The battle over Shell service stations in South Africa ignites

Eulerpool Research Systems Sep 6, 2024

Takeaways NEW

  • Several companies are competing to buy Shell's petrol station network in South Africa.
  • The sale could bring Shell up to 1 billion US dollars.
Saudi Aramco, Abu Dhabi National Oil Co., and the commodity trader Trafigura are competing to acquire Shell's gas station network in South Africa. The South African Central Energy Fund, which includes PetroSA, as well as Sasol and OQ Trading from Oman, have also shown interest in the assets. Shell could raise nearly USD 1 billion from the sale of its South African downstream unit, which includes trading and fuel supply. The sale, involving 600 gas stations, is being supported by Rothschild. Initial binding offers are expected by December, with the completion potentially not occurring until 2025. Some bidders might combine their offers, while others may withdraw from the race. PetroSA emphasizes that the main objective is the long-term sustainability of the company. Last year, Trafigura and Sasol were also involved in the race for Engen, South Africa’s largest gas station operator. The competition was ultimately won by the Vitol Group.

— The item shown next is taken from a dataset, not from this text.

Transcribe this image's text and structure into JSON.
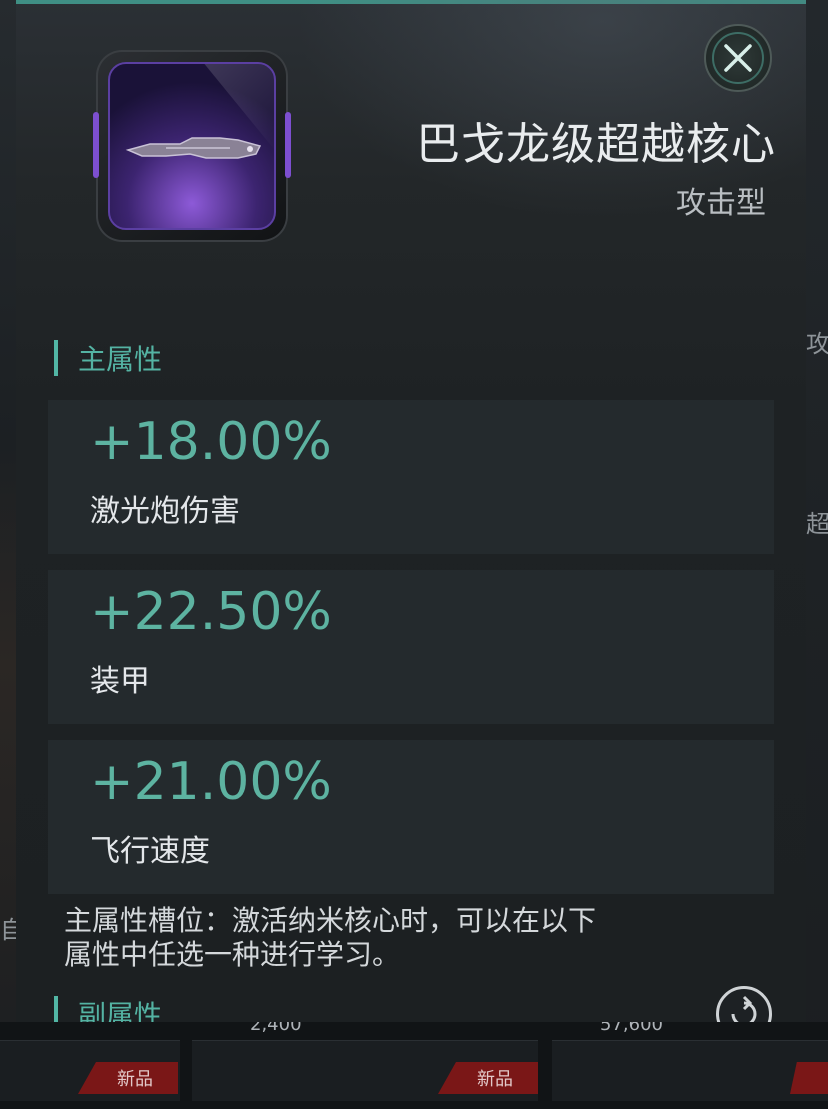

For Adnoc and Aramco, engagement in gas station networks marks further diversification of their activities. The two Middle Eastern companies have recently been active internationally, with LNG supply contracts and stakes in export terminals. Aramco expanded its portfolio in the refinery and petrochemicals sector, particularly in China, and acquired Valvoline in 2022 and Esmax Distribucion in 2021, among others.